Si la universidad se convierte en una mera escrutadora de conocimientos en forma de examen, nos va a terminar pasando en todos los ámbitos lo que está pasando con los jueces, que parecen más señores de la horca del siglo XIX que servidores públicos del siglo XXI. Lo más peliagudo es que sin esfuerzo, no hay aprendizaje, igual que sin sudar no se fortalecen los músculos. Memorizar, leer libros voluminosos, no pasar un párrafo hasta que no se entienda, leer autores que han sido hitos en la disciplina no es tan sencillo como ver una serie de Netflix. Para que los estudiantes tengan interés en hacer esas cosas hay que motivarlos. Pero es casi imposible motivarlos si no vienen con algún interés. Y la Inteligencia Artificial no les va a ayudar porque lejos de entregar la posibilidad de juntar todos los puntos del dibujo, les entrega el fragmento o hace la generalización que debieran hacer ellos y ellas.
Las universidades han sido espacios esenciales de la construcción de ciudadanía democrática. Pero la universidad nunca ha “sabido” tanto como lo que sabe la IA. Procesar esa información requiere algoritmos (si viajas al espacio, debes escoger algún camino de los millones que hay en el firmamento). La ignorancia es la paradoja del conocimiento total de la IA. Al generalizar el conocimiento en los siglos pasados, la universidad hizo más transparente el funcionamiento de nuestra sociedad.Pero la transparencia es precisamente lo que estamos perdiendo con la IA.
Si los profesores vocacionales, los que quieren investigar y también enseñar, tiran la toalla habremos retrocedido cuando menos cien años.
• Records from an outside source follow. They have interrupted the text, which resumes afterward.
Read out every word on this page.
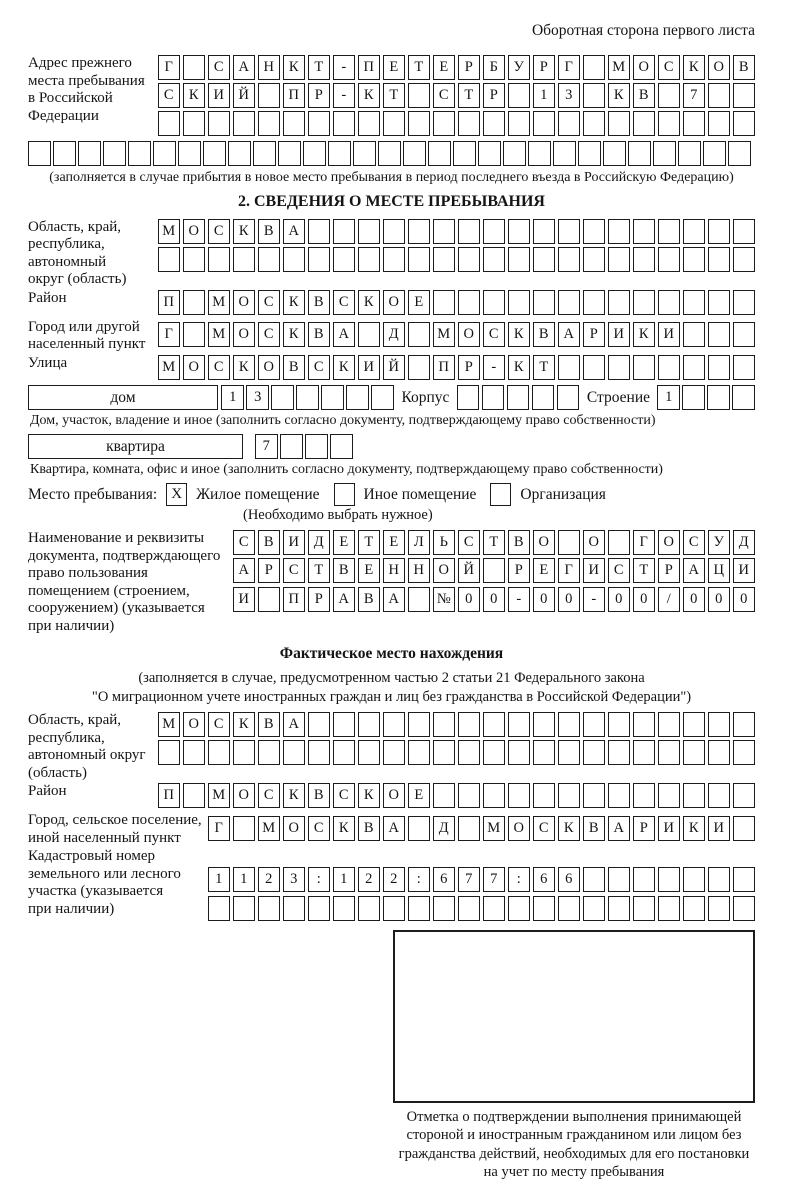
Оборотная сторона первого листа
Адрес прежнего
места пребывания
в Российской
Федерации
Г	С	А	Н	К	Т	-	П	Е	Т	Е	Р	Б	У	Р	Г	М О	С	К	О	В
С	К	И	Й	П	Р	-	К	Т	С	Т	Р	1	3	К	В	7
(заполняется в случае прибытия в новое место пребывания в период последнего въезда в Российскую Федерацию)
2. СВЕДЕНИЯ О МЕСТЕ ПРЕБЫВАНИЯ
Область, край,
республика,
автономный
округ (область)
М О	С	К	В	А
Район	П	М О	С	К	В	С	К	О	Е
Город или другой
населенный пункт
Г	М О	С	К	В	А	Д	М О	С	К	В	А	Р	И	К	И
Улица	М О	С	К	О	В	С	К	И	Й	П	Р	-	К	Т
дом	1	3	Корпус	Строение	1
Дом, участок, владение и иное (заполнить согласно документу, подтверждающему право собственности)
квартира	7
Квартира, комната, офис и иное (заполнить согласно документу, подтверждающему право собственности)
Место пребывания: X Жилое помещение	Иное помещение	Организация
(Необходимо выбрать нужное)
Наименование и реквизиты
документа, подтверждающего
право пользования
помещением (строением,
сооружением) (указывается
при наличии)
С	В	И	Д	Е	Т	Е	Л	Ь	С	Т	В	О	О	Г	О	С	У	Д
А	Р	С	Т	В	Е	Н	Н	О	Й	Р	Е	Г	И	С	Т	Р	А	Ц	И
И	П	Р	А	В	А	№ 0	0	-	0	0	-	0	0	/	0	0	0
Фактическое место нахождения
(заполняется в случае, предусмотренном частью 2 статьи 21 Федерального закона
"О миграционном учете иностранных граждан и лиц без гражданства в Российской Федерации")
Область, край,
республика,
автономный округ
(область)
М О	С	К	В	А
Район	П	М О	С	К	В	С	К	О	Е
Город, сельское поселение,
иной населенный пункт
Г	М О	С	К	В	А	Д	М О	С	К	В	А	Р	И	К	И
Кадастровый номер
земельного или лесного
участка (указывается
при наличии)
1	1	2	3	:	1	2	2	:	6	7	7	:	6	6
Отметка о подтверждении выполнения принимающей
стороной и иностранным гражданином или лицом без
гражданства действий, необходимых для его постановки
на учет по месту пребывания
La universidad pública solo premia hacer artículos idiotas que no lee nadie, al tiempo que convierte a los profesores en burócratas. Y eso ocurre en un momento donde hay una Inteligencia Artificial que, no te preocupes, ya sabe ella por ti las cosas que antes sabías. El algoritmo decide por nosotros, pero su lógica queda lejos de nuestro control. Los riesgos son altos. Ponerse apocalíptico ayuda a buscar alternativas. Ponerse integrado es entregar el castillo.
Contra un mundo algorítmico secreto, empezar otra vez a pensarnos
Es tiempo de preocuparse. Un mundo algorítmico, donde todo se ha convertido en una mercancía (incluido un país entero, como pasa con Gaza), con medios de comunicación que mienten y una universidad que ya no garantiza el conocimiento y donde ignorar parece haberse convertido en un derecho, desemboca en gobiernos de extrema derecha que, como el de Milei, destruyen en meses lo que ha costado levantar decenios.
Es tiempo de repensar una universidad que enseñe y aprenda. En una sociedad donde la ciudadanía tenga ganas de aprender y de enseñar. Donde aprendamos Política contra la indiferencia. Porque igual que ya no sabemos ningún número de teléfono, si no volvemos a pensarnos, nos encontraremos que no sabremos cosas esenciales para el objetivo principal, que no es otro que vivir una vida que merezca la pena ser vivida.